What is 510(k) SUMMARY?

The 510(k) SUMMARY is a submission made to the FDA that demonstrates that a medical device is substantially equivalent to a device already legally marketed in the U.S. and therefore safe and effective for its intended use.

Who is required to file 510(k) SUMMARY?

Manufacturers of medical devices that are classified in class II or devices that need to demonstrate substantial equivalence to an existing device are required to file a 510(k) SUMMARY with the FDA.

How to fill out 510(k) SUMMARY?

To fill out a 510(k) SUMMARY, manufacturers must provide information such as device description, intended use, technology comparison with predicate devices, performance testing data, and labeling information in accordance with FDA guidelines.
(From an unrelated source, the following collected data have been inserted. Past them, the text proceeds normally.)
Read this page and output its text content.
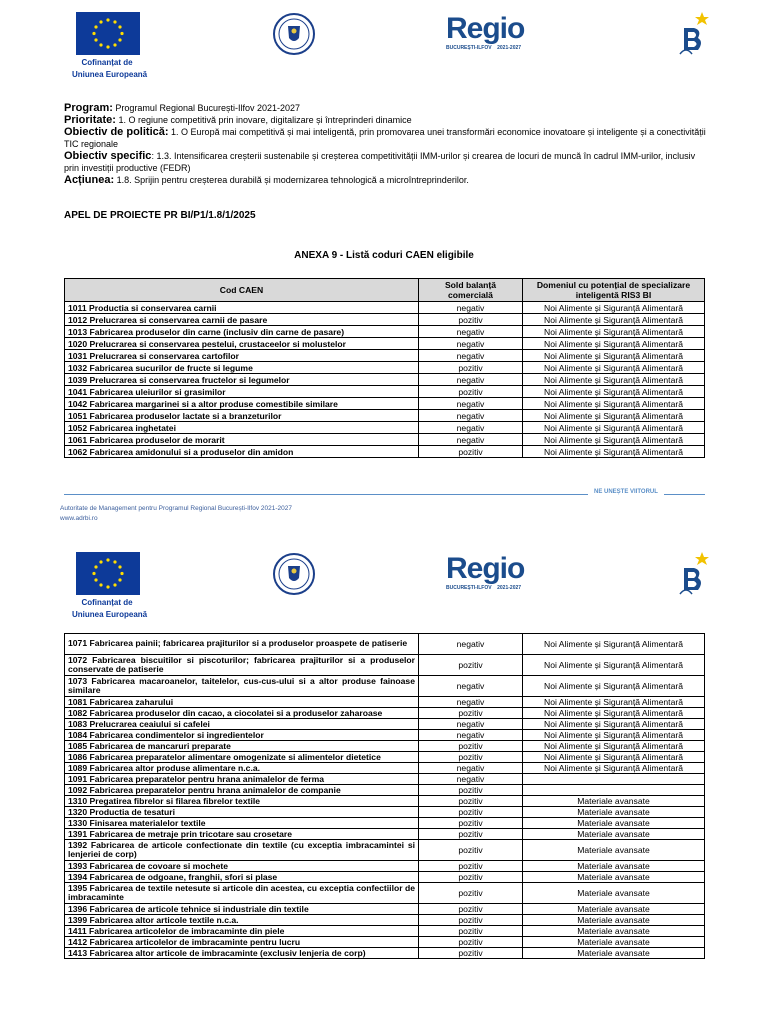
Cofinanțat de
Uniunea Europeană
Regio
BUCUREȘTI-ILFOV 2021-2027

Program: Programul Regional București-Ilfov 2021-2027

Prioritate: 1. O regiune competitivă prin inovare, digitalizare și întreprinderi dinamice

Obiectiv de politică: 1. O Europă mai competitivă și mai inteligentă, prin promovarea unei transformări economice inovatoare și inteligente și a conectivității TIC regionale

Obiectiv specific: 1.3. Intensificarea creșterii sustenabile și creșterea competitivității IMM-urilor și crearea de locuri de muncă în cadrul IMM-urilor, inclusiv prin investiții productive (FEDR)

Acțiunea: 1.8. Sprijin pentru creșterea durabilă și modernizarea tehnologică a microîntreprinderilor.

APEL DE PROIECTE PR BI/P1/1.8/1/2025
ANEXA 9 - Listă coduri CAEN eligibile
Cod CAEN	Sold balanță comercială	Domeniul cu potențial de specializare inteligentă RIS3 BI
1011 Productia si conservarea carnii	negativ	Noi Alimente și Siguranță Alimentară
1012 Prelucrarea si conservarea carnii de pasare	pozitiv	Noi Alimente și Siguranță Alimentară
1013 Fabricarea produselor din carne (inclusiv din carne de pasare)	negativ	Noi Alimente și Siguranță Alimentară
1020 Prelucrarea si conservarea pestelui, crustaceelor si molustelor	negativ	Noi Alimente și Siguranță Alimentară
1031 Prelucrarea si conservarea cartofilor	negativ	Noi Alimente și Siguranță Alimentară
1032 Fabricarea sucurilor de fructe si legume	pozitiv	Noi Alimente și Siguranță Alimentară
1039 Prelucrarea si conservarea fructelor si legumelor	negativ	Noi Alimente și Siguranță Alimentară
1041 Fabricarea uleiurilor si grasimilor	pozitiv	Noi Alimente și Siguranță Alimentară
1042 Fabricarea margarinei si a altor produse comestibile similare	negativ	Noi Alimente și Siguranță Alimentară
1051 Fabricarea produselor lactate si a branzeturilor	negativ	Noi Alimente și Siguranță Alimentară
1052 Fabricarea inghetatei	negativ	Noi Alimente și Siguranță Alimentară
1061 Fabricarea produselor de morarit	negativ	Noi Alimente și Siguranță Alimentară
1062 Fabricarea amidonului si a produselor din amidon	pozitiv	Noi Alimente și Siguranță Alimentară
NE UNEȘTE VIITORUL
Autoritate de Management pentru Programul Regional București-Ilfov 2021-2027
www.adrbi.ro
Cofinanțat de
Uniunea Europeană
Regio
BUCUREȘTI-ILFOV 2021-2027
1071 Fabricarea painii; fabricarea prajiturilor si a produselor proaspete de patiserie	negativ	Noi Alimente și Siguranță Alimentară
1072 Fabricarea biscuitilor si piscoturilor; fabricarea prajiturilor si a produselor conservate de patiserie	pozitiv	Noi Alimente și Siguranță Alimentară
1073 Fabricarea macaroanelor, taitelelor, cus-cus-ului si a altor produse fainoase similare	negativ	Noi Alimente și Siguranță Alimentară
1081 Fabricarea zaharului	negativ	Noi Alimente și Siguranță Alimentară
1082 Fabricarea produselor din cacao, a ciocolatei si a produselor zaharoase	pozitiv	Noi Alimente și Siguranță Alimentară
1083 Prelucrarea ceaiului si cafelei	negativ	Noi Alimente și Siguranță Alimentară
1084 Fabricarea condimentelor si ingredientelor	negativ	Noi Alimente și Siguranță Alimentară
1085 Fabricarea de mancaruri preparate	pozitiv	Noi Alimente și Siguranță Alimentară
1086 Fabricarea preparatelor alimentare omogenizate si alimentelor dietetice	pozitiv	Noi Alimente și Siguranță Alimentară
1089 Fabricarea altor produse alimentare n.c.a.	negativ	Noi Alimente și Siguranță Alimentară
1091 Fabricarea preparatelor pentru hrana animalelor de ferma	negativ	
1092 Fabricarea preparatelor pentru hrana animalelor de companie	pozitiv	
1310 Pregatirea fibrelor si filarea fibrelor textile	pozitiv	Materiale avansate
1320 Productia de tesaturi	pozitiv	Materiale avansate
1330 Finisarea materialelor textile	pozitiv	Materiale avansate
1391 Fabricarea de metraje prin tricotare sau crosetare	pozitiv	Materiale avansate
1392 Fabricarea de articole confectionate din textile (cu exceptia imbracamintei si lenjeriei de corp)	pozitiv	Materiale avansate
1393 Fabricarea de covoare si mochete	pozitiv	Materiale avansate
1394 Fabricarea de odgoane, franghii, sfori si plase	pozitiv	Materiale avansate
1395 Fabricarea de textile netesute si articole din acestea, cu exceptia confectiilor de imbracaminte	pozitiv	Materiale avansate
1396 Fabricarea de articole tehnice si industriale din textile	pozitiv	Materiale avansate
1399 Fabricarea altor articole textile n.c.a.	pozitiv	Materiale avansate
1411 Fabricarea articolelor de imbracaminte din piele	pozitiv	Materiale avansate
1412 Fabricarea articolelor de imbracaminte pentru lucru	pozitiv	Materiale avansate
1413 Fabricarea altor articole de imbracaminte (exclusiv lenjeria de corp)	pozitiv	Materiale avansate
What is the purpose of 510(k) SUMMARY?

The purpose of the 510(k) SUMMARY is to provide a comprehensive overview of the medical device's safety and effectiveness, ensuring that it meets FDA requirements and is safe for public use before it is marketed.

What information must be reported on 510(k) SUMMARY?

Information reported on the 510(k) SUMMARY must include device identification, intended use, technological characteristics, indications for use, performance data, and a comparison to predicate devices.